Dozens of online tools make it easy to create a survey these days. These tools are great resources. But a good survey platform doesn’t make it easy to create a good survey. A good survey depends on asking really good questions—particularly when you’re asking about abstract or subjective experiences, skills, or priorities.
For the past three years, Search Institute has been working with colleagues at West Virginia University and the University of Rochester to develop new measures of young people’s civic development through a major project supported by the John Templeton Foundation titled the Roots of Engaged Citizenship Project. In this effort, we spent a lot of time focused on developing and testing good questions.
So, what makes a question good?
1. A good question is clear.
This is harder than it sounds. A survey question may mean something completely different to an 11-year-old in Palo Alto, California, than to an 18-year-old in rural West Virginia or a 14-year-old in Malawi.
The best questions are simple yet concrete, and use language that is accessible to all potential participants.
We try to avoid questions that
- are too long,
- are too vague,
- are worded in the opposite direction of the other questions,
- are too similar to other questions,
- are idiomatic to a particular language or culture, and
- include multiple ideas.
To help ensure question clarity, we often conduct one-on-one interviews with youth or other survey respondents during the survey development process. We ask students to “think aloud” as they read and respond to possible survey items. This helps identify possible readability, comprehension, and interpretation issues.
In the Roots of Engaged Citizenship Project, for example, interviews revealed that few middle school students knew that “e.g.” was an abbreviation for “for example.” Interviews have also shown us that middle school students struggle to define the word purpose; prompting us to make small but important revisions to survey questions.
2. A good question reflects young people’s abilities and experiences.
You need to know your audience! How do the phenomena you are interested in measuring play out in their lives? What personal and structural barriers get in the way? What are the descriptive words and examples youth use? How do we best reflect the range of experiences young people have across age, culture, and other differences?
In recent qualitative interviews, we asked youth to articulate definitions of several character strengths. When asked to define respectful, youth offered a range of ideas from using “good manners” to the Golden Rule. The word choices and examples offered by these youth not only illuminated kids’ understanding of these abstract ideas, but they also became the concrete basis of several quantitative survey questions.

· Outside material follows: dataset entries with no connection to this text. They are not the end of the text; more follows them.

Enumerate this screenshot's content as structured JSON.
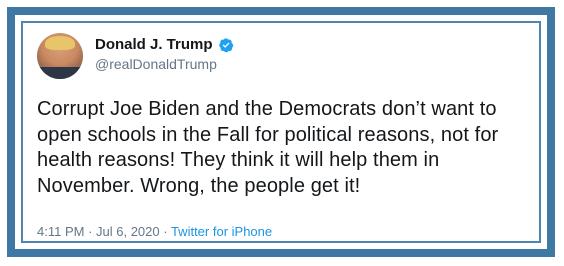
{
  "tweet": {
    "display_name": "Donald J. Trump",
    "handle": "@realDonaldTrump",
    "verified": true,
    "text": "Corrupt Joe Biden and the Democrats don’t want to\nopen schools in the Fall for political reasons, not for\nhealth reasons! They think it will help them in\nNovember. Wrong, the people get it!",
    "time": "4:11 PM",
    "separator1": " · ",
    "date": "Jul 6, 2020",
    "separator2": " · ",
    "source": "Twitter for iPhone"
  },
  "icons": {
    "verified": "verified-badge-icon",
    "avatar": "profile-avatar"
  },
  "colors": {
    "frame_border": "#3f79a3",
    "verified_badge": "#1da1f2",
    "link": "#1b95e0",
    "secondary_text": "#657786",
    "primary_text": "#14171a"
  }
}
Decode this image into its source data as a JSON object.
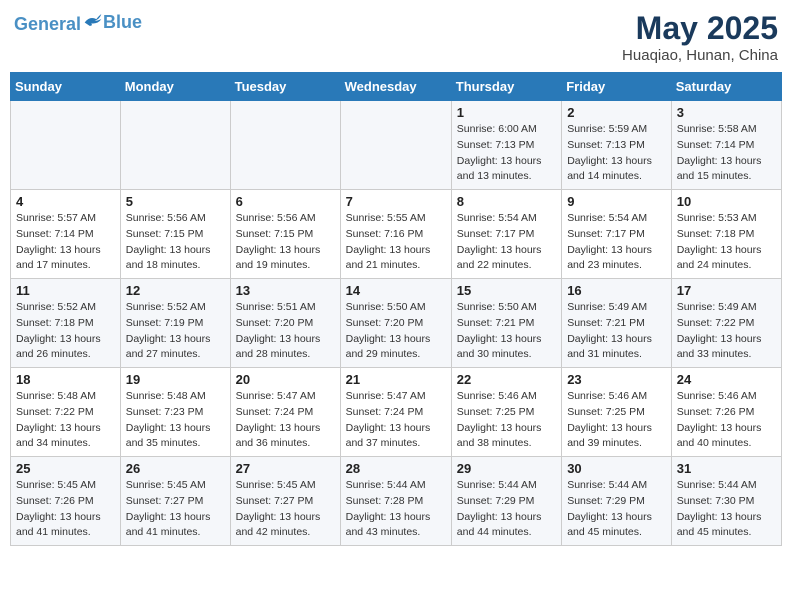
{
  "header": {
    "logo_line1": "General",
    "logo_line2": "Blue",
    "title": "May 2025",
    "subtitle": "Huaqiao, Hunan, China"
  },
  "weekdays": [
    "Sunday",
    "Monday",
    "Tuesday",
    "Wednesday",
    "Thursday",
    "Friday",
    "Saturday"
  ],
  "weeks": [
    [
      {
        "day": "",
        "info": ""
      },
      {
        "day": "",
        "info": ""
      },
      {
        "day": "",
        "info": ""
      },
      {
        "day": "",
        "info": ""
      },
      {
        "day": "1",
        "info": "Sunrise: 6:00 AM\nSunset: 7:13 PM\nDaylight: 13 hours\nand 13 minutes."
      },
      {
        "day": "2",
        "info": "Sunrise: 5:59 AM\nSunset: 7:13 PM\nDaylight: 13 hours\nand 14 minutes."
      },
      {
        "day": "3",
        "info": "Sunrise: 5:58 AM\nSunset: 7:14 PM\nDaylight: 13 hours\nand 15 minutes."
      }
    ],
    [
      {
        "day": "4",
        "info": "Sunrise: 5:57 AM\nSunset: 7:14 PM\nDaylight: 13 hours\nand 17 minutes."
      },
      {
        "day": "5",
        "info": "Sunrise: 5:56 AM\nSunset: 7:15 PM\nDaylight: 13 hours\nand 18 minutes."
      },
      {
        "day": "6",
        "info": "Sunrise: 5:56 AM\nSunset: 7:15 PM\nDaylight: 13 hours\nand 19 minutes."
      },
      {
        "day": "7",
        "info": "Sunrise: 5:55 AM\nSunset: 7:16 PM\nDaylight: 13 hours\nand 21 minutes."
      },
      {
        "day": "8",
        "info": "Sunrise: 5:54 AM\nSunset: 7:17 PM\nDaylight: 13 hours\nand 22 minutes."
      },
      {
        "day": "9",
        "info": "Sunrise: 5:54 AM\nSunset: 7:17 PM\nDaylight: 13 hours\nand 23 minutes."
      },
      {
        "day": "10",
        "info": "Sunrise: 5:53 AM\nSunset: 7:18 PM\nDaylight: 13 hours\nand 24 minutes."
      }
    ],
    [
      {
        "day": "11",
        "info": "Sunrise: 5:52 AM\nSunset: 7:18 PM\nDaylight: 13 hours\nand 26 minutes."
      },
      {
        "day": "12",
        "info": "Sunrise: 5:52 AM\nSunset: 7:19 PM\nDaylight: 13 hours\nand 27 minutes."
      },
      {
        "day": "13",
        "info": "Sunrise: 5:51 AM\nSunset: 7:20 PM\nDaylight: 13 hours\nand 28 minutes."
      },
      {
        "day": "14",
        "info": "Sunrise: 5:50 AM\nSunset: 7:20 PM\nDaylight: 13 hours\nand 29 minutes."
      },
      {
        "day": "15",
        "info": "Sunrise: 5:50 AM\nSunset: 7:21 PM\nDaylight: 13 hours\nand 30 minutes."
      },
      {
        "day": "16",
        "info": "Sunrise: 5:49 AM\nSunset: 7:21 PM\nDaylight: 13 hours\nand 31 minutes."
      },
      {
        "day": "17",
        "info": "Sunrise: 5:49 AM\nSunset: 7:22 PM\nDaylight: 13 hours\nand 33 minutes."
      }
    ],
    [
      {
        "day": "18",
        "info": "Sunrise: 5:48 AM\nSunset: 7:22 PM\nDaylight: 13 hours\nand 34 minutes."
      },
      {
        "day": "19",
        "info": "Sunrise: 5:48 AM\nSunset: 7:23 PM\nDaylight: 13 hours\nand 35 minutes."
      },
      {
        "day": "20",
        "info": "Sunrise: 5:47 AM\nSunset: 7:24 PM\nDaylight: 13 hours\nand 36 minutes."
      },
      {
        "day": "21",
        "info": "Sunrise: 5:47 AM\nSunset: 7:24 PM\nDaylight: 13 hours\nand 37 minutes."
      },
      {
        "day": "22",
        "info": "Sunrise: 5:46 AM\nSunset: 7:25 PM\nDaylight: 13 hours\nand 38 minutes."
      },
      {
        "day": "23",
        "info": "Sunrise: 5:46 AM\nSunset: 7:25 PM\nDaylight: 13 hours\nand 39 minutes."
      },
      {
        "day": "24",
        "info": "Sunrise: 5:46 AM\nSunset: 7:26 PM\nDaylight: 13 hours\nand 40 minutes."
      }
    ],
    [
      {
        "day": "25",
        "info": "Sunrise: 5:45 AM\nSunset: 7:26 PM\nDaylight: 13 hours\nand 41 minutes."
      },
      {
        "day": "26",
        "info": "Sunrise: 5:45 AM\nSunset: 7:27 PM\nDaylight: 13 hours\nand 41 minutes."
      },
      {
        "day": "27",
        "info": "Sunrise: 5:45 AM\nSunset: 7:27 PM\nDaylight: 13 hours\nand 42 minutes."
      },
      {
        "day": "28",
        "info": "Sunrise: 5:44 AM\nSunset: 7:28 PM\nDaylight: 13 hours\nand 43 minutes."
      },
      {
        "day": "29",
        "info": "Sunrise: 5:44 AM\nSunset: 7:29 PM\nDaylight: 13 hours\nand 44 minutes."
      },
      {
        "day": "30",
        "info": "Sunrise: 5:44 AM\nSunset: 7:29 PM\nDaylight: 13 hours\nand 45 minutes."
      },
      {
        "day": "31",
        "info": "Sunrise: 5:44 AM\nSunset: 7:30 PM\nDaylight: 13 hours\nand 45 minutes."
      }
    ]
  ]
}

Drawing on youths’ own words and experiences makes the questions more authentic, which yields better results in a survey. It also honors the voices of the young people we work with.
3. A good question is actionable.
Good questions do more than produce data; they provide insight and direction for action. This is when data are most powerful.
Questions tend to be most actionable when they examine specific attitudes and behaviors that are changeable or malleable. They are specific expressions of more abstract concepts.
For example, personal responsibility is a character strength that’s seen as very important by educators, parents, employers, and others who work with youth. But it’s abstract and, on the surface, not very actionable. But if you break it down into concrete behaviors, it’s something you can work on. In our study, one of the questions we used to make personal responsibility more concrete was, “If I do something wrong, I take responsibility for my actions.” When we combine young people’s responses to this question and others that pick up other dimensions of being responsible, we approximate the more abstract idea.
Concrete data makes it possible for us to develop strategies and action steps to tap existing strengths and build new strengths that advance our priorities. We can also use the same measures to track progress and improvement over time.
Creating good questions, then, is only the first step. In the end, the effort pays off in the ways data are used to enhance the lives of young people and tap their strengths and commitments to create better schools, communities, and nations.
We’ve developed a measurement toolkit to help researchers ask good questions about some key areas of civic development and character strengths. Our hope is that these questions will stimulate innovative and effective action to nurture and unleash the commitments, skills, and perspectives that young people bring to make our world a better place.